Per prendere coscienza dei risvolti pratici che l’affermazione di principio riprodotta nella sentenza del 20 gennaio scorso è destinata a produrre basta citare, anche solo per veloci rimandi, i principali temi sui quali i giudici (fino ad oggi) sono stati chiamati a pronunciarsi: la possibilità, o meno, di assoggettare il compenso dell’amministratore al regime delle retribuzioni da lavoro dipendente o parasubordinato; la competenza del Tribunale delle imprese a decidere sulle controversie, ad esempio, in tema di impugnazione della revoca o di rimborsi spese; il trattamento previdenziale e, quindi, la necessità di procedere con l’iscrizione alla gestione separata INPS ovvero ad altre gestioni; l’individuazione dei parametri di diligenza cui gli amministratori devono attenersi nello svolgimento dell’incarico per non incorrere in responsabilità gestorie; la possibilità di devolvere ad arbitri le controversie, ad esempio, su misura e spettanza dei compensi; la possibilità, o meno, di trattare la revoca alla stregua della risoluzione contrattuale; la disponibilità (intesa come rinunziabilità) del compenso e, quindi, a monte, l’ “onerosità” del rapporto; l’applicabilità ai compensi del privilegio ex art. 2751-bis, n. 2, c.c (….e l’elencazione potrebbe proseguire).

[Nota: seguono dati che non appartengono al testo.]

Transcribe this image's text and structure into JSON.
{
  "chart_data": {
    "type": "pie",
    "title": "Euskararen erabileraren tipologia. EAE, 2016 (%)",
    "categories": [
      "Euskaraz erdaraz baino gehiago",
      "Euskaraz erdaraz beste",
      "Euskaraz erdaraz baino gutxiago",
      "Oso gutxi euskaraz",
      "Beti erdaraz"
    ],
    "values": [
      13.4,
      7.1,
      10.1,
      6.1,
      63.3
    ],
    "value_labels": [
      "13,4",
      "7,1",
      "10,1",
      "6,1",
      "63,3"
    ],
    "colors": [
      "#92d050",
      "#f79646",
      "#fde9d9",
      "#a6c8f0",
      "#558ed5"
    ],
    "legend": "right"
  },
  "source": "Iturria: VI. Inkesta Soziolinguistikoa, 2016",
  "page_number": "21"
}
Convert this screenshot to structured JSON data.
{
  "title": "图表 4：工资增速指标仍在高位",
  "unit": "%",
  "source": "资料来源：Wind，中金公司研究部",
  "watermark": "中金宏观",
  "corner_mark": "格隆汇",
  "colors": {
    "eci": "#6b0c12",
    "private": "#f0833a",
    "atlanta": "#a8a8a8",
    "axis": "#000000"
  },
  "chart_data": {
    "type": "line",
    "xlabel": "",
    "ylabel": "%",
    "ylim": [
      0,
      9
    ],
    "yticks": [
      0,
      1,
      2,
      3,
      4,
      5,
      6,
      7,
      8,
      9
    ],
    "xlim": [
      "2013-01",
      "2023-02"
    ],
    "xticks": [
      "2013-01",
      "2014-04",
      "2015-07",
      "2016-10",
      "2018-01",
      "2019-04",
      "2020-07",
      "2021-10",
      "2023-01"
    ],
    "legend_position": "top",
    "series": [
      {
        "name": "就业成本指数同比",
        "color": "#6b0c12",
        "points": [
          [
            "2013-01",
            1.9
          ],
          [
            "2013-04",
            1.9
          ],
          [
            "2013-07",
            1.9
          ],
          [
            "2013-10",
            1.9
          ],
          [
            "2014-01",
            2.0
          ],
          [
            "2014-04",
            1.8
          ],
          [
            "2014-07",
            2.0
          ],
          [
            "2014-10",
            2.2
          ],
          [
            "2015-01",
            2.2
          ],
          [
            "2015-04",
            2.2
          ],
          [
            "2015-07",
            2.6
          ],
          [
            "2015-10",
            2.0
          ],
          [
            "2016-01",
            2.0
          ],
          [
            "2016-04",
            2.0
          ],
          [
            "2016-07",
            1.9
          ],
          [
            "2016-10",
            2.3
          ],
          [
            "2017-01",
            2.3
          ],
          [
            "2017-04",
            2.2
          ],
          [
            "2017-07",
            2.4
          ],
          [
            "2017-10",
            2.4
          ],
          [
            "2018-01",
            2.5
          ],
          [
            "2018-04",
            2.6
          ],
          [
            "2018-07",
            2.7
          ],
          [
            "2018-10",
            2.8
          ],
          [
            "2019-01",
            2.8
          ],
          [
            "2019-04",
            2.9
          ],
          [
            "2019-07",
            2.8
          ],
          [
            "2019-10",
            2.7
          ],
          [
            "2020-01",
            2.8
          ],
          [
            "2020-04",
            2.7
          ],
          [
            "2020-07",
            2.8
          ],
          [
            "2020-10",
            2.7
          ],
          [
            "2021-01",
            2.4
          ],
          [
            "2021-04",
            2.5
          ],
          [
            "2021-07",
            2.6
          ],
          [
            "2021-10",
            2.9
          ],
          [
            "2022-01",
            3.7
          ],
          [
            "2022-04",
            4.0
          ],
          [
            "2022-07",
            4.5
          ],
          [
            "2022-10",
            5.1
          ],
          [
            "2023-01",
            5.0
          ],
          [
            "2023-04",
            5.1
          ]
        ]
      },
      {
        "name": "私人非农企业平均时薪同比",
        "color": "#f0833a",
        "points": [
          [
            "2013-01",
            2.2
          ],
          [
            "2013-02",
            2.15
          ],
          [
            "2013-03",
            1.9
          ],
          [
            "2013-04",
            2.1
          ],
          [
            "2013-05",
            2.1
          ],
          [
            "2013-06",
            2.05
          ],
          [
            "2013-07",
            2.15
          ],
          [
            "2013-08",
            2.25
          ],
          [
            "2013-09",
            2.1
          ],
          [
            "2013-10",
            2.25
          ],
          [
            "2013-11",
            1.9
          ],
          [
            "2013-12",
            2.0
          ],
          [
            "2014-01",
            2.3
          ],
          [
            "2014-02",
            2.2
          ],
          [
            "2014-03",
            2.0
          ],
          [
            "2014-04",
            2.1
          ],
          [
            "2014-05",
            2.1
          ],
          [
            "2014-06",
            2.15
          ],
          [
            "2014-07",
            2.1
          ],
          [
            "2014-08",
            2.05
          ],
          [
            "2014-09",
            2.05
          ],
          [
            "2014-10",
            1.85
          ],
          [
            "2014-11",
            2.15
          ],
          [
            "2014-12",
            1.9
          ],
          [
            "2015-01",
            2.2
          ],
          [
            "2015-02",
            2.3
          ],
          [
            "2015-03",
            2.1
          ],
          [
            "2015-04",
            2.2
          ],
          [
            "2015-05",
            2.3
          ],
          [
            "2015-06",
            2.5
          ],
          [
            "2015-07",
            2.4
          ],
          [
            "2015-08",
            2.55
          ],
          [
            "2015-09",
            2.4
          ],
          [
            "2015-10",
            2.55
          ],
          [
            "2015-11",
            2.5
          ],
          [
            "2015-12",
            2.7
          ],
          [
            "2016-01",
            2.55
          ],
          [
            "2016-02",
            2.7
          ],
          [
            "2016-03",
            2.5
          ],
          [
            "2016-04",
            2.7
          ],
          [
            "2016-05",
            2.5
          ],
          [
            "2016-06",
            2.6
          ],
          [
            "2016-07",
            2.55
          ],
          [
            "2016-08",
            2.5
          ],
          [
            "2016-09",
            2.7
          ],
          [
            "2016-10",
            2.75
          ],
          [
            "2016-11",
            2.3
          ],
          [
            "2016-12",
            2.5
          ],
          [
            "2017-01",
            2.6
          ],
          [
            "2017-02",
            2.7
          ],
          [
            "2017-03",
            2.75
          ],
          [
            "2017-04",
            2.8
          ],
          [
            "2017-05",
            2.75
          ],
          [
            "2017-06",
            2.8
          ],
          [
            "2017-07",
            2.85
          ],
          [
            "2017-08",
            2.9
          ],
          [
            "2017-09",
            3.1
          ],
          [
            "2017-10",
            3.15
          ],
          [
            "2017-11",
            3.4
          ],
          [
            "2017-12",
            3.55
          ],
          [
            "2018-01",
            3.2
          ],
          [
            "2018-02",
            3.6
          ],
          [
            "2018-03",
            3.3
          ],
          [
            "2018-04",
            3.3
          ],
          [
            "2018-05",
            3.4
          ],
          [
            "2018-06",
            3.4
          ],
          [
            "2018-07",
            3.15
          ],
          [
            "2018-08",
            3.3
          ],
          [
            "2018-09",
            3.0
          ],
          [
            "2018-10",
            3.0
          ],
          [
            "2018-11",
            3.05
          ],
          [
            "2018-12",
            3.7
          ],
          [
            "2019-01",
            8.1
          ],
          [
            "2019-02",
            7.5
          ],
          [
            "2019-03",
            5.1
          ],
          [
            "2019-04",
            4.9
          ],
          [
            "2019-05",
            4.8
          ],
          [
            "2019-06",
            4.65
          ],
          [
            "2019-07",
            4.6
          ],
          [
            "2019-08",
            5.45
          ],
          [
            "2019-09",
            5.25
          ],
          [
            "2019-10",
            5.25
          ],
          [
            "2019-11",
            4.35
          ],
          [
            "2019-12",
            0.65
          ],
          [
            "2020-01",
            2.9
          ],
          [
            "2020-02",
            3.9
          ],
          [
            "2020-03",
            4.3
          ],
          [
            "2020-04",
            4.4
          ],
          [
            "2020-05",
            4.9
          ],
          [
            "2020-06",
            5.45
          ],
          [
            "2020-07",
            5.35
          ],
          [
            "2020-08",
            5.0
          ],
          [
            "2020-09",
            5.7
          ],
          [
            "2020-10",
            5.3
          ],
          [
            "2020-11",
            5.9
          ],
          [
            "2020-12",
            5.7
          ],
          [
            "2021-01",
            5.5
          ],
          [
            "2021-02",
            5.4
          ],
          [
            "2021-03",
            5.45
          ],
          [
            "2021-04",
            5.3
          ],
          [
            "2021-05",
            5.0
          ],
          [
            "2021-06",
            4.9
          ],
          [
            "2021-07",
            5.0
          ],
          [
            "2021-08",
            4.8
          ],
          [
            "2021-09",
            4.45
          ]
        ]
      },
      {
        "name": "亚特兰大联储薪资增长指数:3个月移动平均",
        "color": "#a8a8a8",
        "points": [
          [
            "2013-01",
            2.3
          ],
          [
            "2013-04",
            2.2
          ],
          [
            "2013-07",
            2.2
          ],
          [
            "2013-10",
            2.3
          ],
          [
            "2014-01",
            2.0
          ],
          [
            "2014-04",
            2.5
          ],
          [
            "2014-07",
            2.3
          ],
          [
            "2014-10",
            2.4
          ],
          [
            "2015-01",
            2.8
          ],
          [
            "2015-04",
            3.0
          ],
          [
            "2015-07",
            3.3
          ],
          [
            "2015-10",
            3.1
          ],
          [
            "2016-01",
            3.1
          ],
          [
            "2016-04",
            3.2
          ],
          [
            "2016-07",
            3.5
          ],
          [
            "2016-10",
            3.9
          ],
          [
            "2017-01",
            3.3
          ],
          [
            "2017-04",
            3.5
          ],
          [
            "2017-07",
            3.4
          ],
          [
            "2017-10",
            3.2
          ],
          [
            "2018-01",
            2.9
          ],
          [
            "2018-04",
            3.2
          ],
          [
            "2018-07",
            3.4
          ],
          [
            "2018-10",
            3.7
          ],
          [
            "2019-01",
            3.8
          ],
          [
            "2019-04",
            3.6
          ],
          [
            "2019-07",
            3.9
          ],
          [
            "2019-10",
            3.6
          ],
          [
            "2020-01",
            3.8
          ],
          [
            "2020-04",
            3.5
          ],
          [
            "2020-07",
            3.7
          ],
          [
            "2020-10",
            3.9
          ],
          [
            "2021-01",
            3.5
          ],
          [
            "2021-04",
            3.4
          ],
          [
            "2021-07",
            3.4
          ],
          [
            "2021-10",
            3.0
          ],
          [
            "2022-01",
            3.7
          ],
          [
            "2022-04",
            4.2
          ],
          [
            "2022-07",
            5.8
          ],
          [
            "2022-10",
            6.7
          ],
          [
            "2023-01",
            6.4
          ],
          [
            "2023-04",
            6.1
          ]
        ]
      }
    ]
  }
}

Naturalmente, è prematuro predire quanto simili questioni trovino, oggi, soddisfacente risposta nella nostra sentenza. Su un tema, però, possiamo essere certi che un chiarimento definitivo è stato offerto dalle Sezioni Unite: il “celebre” limite del quinto dello stipendio (ex art. 545, comma 4, c.p.c.) non trova applicazione nel caso in cui sia fatto oggetto di pignoramento il compenso spettante all’amministratore per le funzioni gestorie da questi svolte appunto perché si tratta di emolumento non assimilabile a quello da lavoro dipendente o parasubordinato.